Os
figos caem das árvores, são bons e doces; ao caírem, rasga-se a
sua pele rubra. Um vento do norte sou eu para os figos maduros.
Assim,
como figos vos caem estes ensinamentos, meus amigos: bebei do seu
sumo e da sua doce polpa! É outono ao redor, e puro céu e tarde.
Vede
a plenitude ao nosso redor! E a partir da abundância é belo olhar
para os mares distantes.
Um
dia se falou “Deus”, ao olhar para os mares distantes; mas agora
vos ensinei a falar: “super-homem”.
Deus
é uma conjectura; mas eu quero que vossas conjecturas não excedam
vossa vontade criadora.
Podeis
criar um deus? — Então não me faleis de deuses! Mas bem
poderíeis criar o supra-homem.
Talvez
não vós mesmos, irmãos! Mas podeis vos converter em pais e
ancestrais do super-homem: e que esta seja a vossa melhor criação!
—
Deus
é uma conjectura: mas quero que vossas conjecturas se mantenham nos
limites do pensável.
Podeis
pensar um deus? — Mas que a vontade de verdade signifique
isto para vós, que tudo seja transformado em humanamente pensável,
humanamente visível, humanamente sensível! Vossos próprios
sentidos deveis pensar até o fim!
E
o que chamais de Mundo, isso deve ser criado primeiramente por vós:
vossa razão, vossa imagem, vossa vontade, vosso amor deve ele
próprio se tornar! E, em verdade, para vossa bem-aventurança,
homens do conhecimento!
E
como queríeis aguentar a vida sem tal esperança, ó homens do
conhecimento? Nem no incompreensível nem no irracional poderíeis
haver nascido.
Mas,
para vos revelar inteiramente meu coração, meus amigos: caso
houvesse deuses, como suportaria eu não ser deus? Portanto,
não há deuses.
É
certo que tirei a conclusão; mas agora ela me arrasta.
Deus
é uma conjectura: mas quem beberia todo o tormento dessa conjectura
sem morrer? Deve o criador ser privado de sua fé, e a águia, de seu
pairar em distâncias aquilinas?
Deus
é um pensamento que torna curvo o que é reto e faz girar o que está
parado. Como? O tempo não existiria mais e tudo transitório seria
apenas mentira?
Pensar
isso é turbilhão e vertigem para esqueletos humanos, e também um
vômito para o estômago: em verdade, sofrer de tontura é como
denomino conjecturar assim.
Chamo
isso de mau e inimigo do homem: todos esses ensinamentos sobre o uno,
pleno, saciado, imóvel e intransitório!
Tudo
intransitório — é apenas símile! E os poetas fingem demais. —
Mas
os melhores símiles devem falar do tempo e do devir: devem ser
louvor e justificação de toda transitoriedade!
Criar
— eis a grande libertação do sofrer, e o que torna a vida leve.

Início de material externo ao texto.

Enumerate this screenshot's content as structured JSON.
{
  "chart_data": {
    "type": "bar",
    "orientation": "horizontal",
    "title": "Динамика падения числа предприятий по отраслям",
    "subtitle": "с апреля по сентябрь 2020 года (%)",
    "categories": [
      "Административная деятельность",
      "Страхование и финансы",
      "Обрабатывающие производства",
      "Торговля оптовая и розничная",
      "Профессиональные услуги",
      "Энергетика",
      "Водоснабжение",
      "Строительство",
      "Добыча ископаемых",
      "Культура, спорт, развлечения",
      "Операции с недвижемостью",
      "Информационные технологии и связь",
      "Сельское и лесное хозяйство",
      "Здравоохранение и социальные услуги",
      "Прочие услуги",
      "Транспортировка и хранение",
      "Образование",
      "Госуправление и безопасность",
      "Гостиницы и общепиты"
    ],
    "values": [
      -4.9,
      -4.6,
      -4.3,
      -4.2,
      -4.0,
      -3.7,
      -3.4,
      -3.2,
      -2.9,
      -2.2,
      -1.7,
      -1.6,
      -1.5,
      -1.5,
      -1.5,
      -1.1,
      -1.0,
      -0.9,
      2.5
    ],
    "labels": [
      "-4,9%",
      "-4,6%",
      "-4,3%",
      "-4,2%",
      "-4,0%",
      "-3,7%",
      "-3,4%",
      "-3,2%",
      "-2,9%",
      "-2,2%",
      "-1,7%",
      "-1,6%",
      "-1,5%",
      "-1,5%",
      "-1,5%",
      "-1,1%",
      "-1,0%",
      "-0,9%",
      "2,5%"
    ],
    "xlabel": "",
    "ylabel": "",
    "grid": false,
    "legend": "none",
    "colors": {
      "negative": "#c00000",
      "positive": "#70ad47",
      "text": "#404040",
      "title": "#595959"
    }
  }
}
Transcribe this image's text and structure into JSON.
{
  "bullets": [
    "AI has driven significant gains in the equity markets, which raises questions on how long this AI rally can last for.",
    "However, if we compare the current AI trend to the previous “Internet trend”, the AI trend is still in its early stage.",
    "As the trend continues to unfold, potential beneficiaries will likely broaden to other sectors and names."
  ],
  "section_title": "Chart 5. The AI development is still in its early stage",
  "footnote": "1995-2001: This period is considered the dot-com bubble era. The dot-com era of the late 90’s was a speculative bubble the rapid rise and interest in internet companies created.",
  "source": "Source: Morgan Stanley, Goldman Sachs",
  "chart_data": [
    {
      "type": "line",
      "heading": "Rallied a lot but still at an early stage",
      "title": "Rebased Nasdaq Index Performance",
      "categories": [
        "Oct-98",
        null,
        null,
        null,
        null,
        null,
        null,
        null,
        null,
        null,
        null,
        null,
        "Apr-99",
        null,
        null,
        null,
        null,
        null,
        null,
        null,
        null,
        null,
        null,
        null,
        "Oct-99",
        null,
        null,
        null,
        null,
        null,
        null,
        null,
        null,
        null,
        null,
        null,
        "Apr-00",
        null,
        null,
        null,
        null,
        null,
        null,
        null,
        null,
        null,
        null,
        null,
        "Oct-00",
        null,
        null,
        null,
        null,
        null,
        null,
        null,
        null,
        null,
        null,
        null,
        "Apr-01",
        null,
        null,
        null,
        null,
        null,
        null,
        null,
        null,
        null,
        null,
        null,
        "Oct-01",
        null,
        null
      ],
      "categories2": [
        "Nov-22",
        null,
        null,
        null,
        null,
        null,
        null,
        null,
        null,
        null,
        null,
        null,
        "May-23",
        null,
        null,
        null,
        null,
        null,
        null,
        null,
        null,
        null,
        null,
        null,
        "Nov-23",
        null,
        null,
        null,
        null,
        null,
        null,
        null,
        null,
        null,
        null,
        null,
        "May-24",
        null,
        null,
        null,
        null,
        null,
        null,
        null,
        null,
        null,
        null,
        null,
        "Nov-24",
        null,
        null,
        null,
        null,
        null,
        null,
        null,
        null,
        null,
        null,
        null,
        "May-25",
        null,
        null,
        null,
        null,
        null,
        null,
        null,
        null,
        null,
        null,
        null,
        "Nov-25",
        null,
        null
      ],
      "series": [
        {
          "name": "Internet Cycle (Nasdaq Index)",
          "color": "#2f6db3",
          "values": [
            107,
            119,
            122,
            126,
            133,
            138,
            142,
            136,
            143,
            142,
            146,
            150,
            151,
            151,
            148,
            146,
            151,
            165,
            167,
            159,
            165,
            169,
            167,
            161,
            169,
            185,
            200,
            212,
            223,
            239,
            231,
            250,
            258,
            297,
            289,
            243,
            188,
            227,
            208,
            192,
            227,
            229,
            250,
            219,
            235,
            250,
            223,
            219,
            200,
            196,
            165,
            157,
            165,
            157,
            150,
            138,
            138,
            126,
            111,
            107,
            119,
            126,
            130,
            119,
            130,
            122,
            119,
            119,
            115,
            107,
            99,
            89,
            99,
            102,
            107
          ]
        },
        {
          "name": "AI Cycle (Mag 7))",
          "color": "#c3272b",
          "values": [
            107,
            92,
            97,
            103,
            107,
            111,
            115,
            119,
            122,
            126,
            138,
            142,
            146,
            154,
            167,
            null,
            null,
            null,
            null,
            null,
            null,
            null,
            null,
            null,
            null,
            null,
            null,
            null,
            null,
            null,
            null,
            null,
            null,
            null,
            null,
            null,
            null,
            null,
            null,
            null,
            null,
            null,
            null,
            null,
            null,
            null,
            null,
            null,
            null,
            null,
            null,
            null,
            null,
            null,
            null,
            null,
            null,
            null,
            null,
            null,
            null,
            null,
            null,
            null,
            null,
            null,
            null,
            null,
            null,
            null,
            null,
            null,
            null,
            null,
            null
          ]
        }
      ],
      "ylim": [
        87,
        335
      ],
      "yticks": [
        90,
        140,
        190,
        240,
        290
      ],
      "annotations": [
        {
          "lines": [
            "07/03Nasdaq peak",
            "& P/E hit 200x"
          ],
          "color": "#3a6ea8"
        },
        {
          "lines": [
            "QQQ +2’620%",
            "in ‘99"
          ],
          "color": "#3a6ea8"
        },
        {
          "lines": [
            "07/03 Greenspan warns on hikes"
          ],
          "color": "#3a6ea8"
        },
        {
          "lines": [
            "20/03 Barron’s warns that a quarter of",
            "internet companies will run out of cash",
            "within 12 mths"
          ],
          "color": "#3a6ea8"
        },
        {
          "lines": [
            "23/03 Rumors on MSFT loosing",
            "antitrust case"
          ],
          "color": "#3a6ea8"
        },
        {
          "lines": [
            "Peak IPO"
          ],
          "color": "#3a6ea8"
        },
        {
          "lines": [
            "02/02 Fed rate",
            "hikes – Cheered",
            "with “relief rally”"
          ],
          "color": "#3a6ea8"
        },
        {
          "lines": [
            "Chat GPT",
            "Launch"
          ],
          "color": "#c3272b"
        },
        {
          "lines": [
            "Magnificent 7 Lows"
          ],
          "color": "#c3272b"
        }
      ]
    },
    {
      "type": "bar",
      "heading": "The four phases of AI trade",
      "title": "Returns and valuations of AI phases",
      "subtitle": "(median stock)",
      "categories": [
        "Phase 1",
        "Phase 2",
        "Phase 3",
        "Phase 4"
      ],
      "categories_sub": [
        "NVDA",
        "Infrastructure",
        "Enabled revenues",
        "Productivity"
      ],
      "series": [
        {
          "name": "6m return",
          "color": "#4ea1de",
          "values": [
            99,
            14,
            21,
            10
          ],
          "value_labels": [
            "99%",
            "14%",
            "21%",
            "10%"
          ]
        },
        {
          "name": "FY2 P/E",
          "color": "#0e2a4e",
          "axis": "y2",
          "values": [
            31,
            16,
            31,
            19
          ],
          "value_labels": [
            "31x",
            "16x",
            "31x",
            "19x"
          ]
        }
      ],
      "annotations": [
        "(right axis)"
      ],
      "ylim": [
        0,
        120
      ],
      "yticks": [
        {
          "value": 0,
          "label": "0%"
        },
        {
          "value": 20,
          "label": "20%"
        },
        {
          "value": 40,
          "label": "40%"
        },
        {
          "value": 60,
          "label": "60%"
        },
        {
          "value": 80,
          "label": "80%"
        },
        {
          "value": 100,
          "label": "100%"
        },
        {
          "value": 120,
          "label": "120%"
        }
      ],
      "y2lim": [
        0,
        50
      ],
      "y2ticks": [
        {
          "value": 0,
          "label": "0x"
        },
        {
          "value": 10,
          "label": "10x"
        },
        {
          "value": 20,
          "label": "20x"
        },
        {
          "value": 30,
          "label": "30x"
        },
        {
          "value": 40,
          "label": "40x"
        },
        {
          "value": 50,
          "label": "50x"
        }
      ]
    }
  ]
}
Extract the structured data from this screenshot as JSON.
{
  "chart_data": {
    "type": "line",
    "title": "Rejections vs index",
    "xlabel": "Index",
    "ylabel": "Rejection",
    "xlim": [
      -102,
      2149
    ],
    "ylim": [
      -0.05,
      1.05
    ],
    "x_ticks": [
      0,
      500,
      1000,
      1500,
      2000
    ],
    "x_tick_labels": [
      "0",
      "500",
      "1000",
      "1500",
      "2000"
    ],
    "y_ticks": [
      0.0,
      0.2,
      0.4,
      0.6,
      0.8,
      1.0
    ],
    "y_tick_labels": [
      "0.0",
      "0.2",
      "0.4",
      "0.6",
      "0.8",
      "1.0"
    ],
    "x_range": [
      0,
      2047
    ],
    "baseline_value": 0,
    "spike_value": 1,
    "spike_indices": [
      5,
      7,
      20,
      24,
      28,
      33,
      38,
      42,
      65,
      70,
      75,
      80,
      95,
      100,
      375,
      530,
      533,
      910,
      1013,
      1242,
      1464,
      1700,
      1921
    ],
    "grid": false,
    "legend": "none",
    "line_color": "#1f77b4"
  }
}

Mas, para que haja o criador, é necessário sofrimento, e muita
transformação.
Sim,
é preciso que haja muitos amargos morreres em vossa vida, ó
criadores! Assim sereis defensores e justificadores de toda a
transitoriedade.
Para
ser ele próprio a criança recém-nascida, o criador também deve
querer ser a parturiente e a dor da parturiente.
Em
verdade, através de cem almas percorri meu caminho, e de cem berços
e dores de parto. Muitas vezes me despedi, conheço as pungentes
horas finais.
Mas
assim quer minha vontade criadora, meu destino. Ou, para dizê-lo
mais honestamente: é justamente esse destino — o que deseja minha
vontade.
Tudo
o que sente sofre comigo e está em cadeias: mas meu querer sempre
vem como meu libertador e portador de alegria.
Querer
liberta: eis a verdadeira doutrina da vontade e da liberdade —
assim Zaratustra a ensina a vós.
Não-mais-querer
e não-mais-estimar e não-mais-criar! Ah, fique sempre longe de mim
esse grande cansaço!
Também
no conhecer sinto apenas o prazer de gerar e vir a ser de minha
vontade; e, se há inocência em meu conhecimento, isso ocorre porque
há nele vontade de gerar.
Para
longe de Deus e dos deuses me atraiu essa vontade; que haveria para
criar, se houvesse — deuses!
Mas
para o ser humano sempre me impele minha fervorosa vontade de criar;
assim o martelo é impelido para a pedra.
Ó
humanos, na pedra dorme uma imagem, a imagem de minhas imagens! Ah,
que ela tenha de dormir na mais dura e feia das pedras!
Agora
meu martelo investe furiosamente contra a sua prisão. A pedra solta
estilhaços; que me importa?
Quero
completar isso: pois uma sombra veio até mim — a mais silenciosa e
mais leve das coisas veio um dia até mim!
A
beleza do super-homem veio até mim como sombra. Ah, meus irmãos!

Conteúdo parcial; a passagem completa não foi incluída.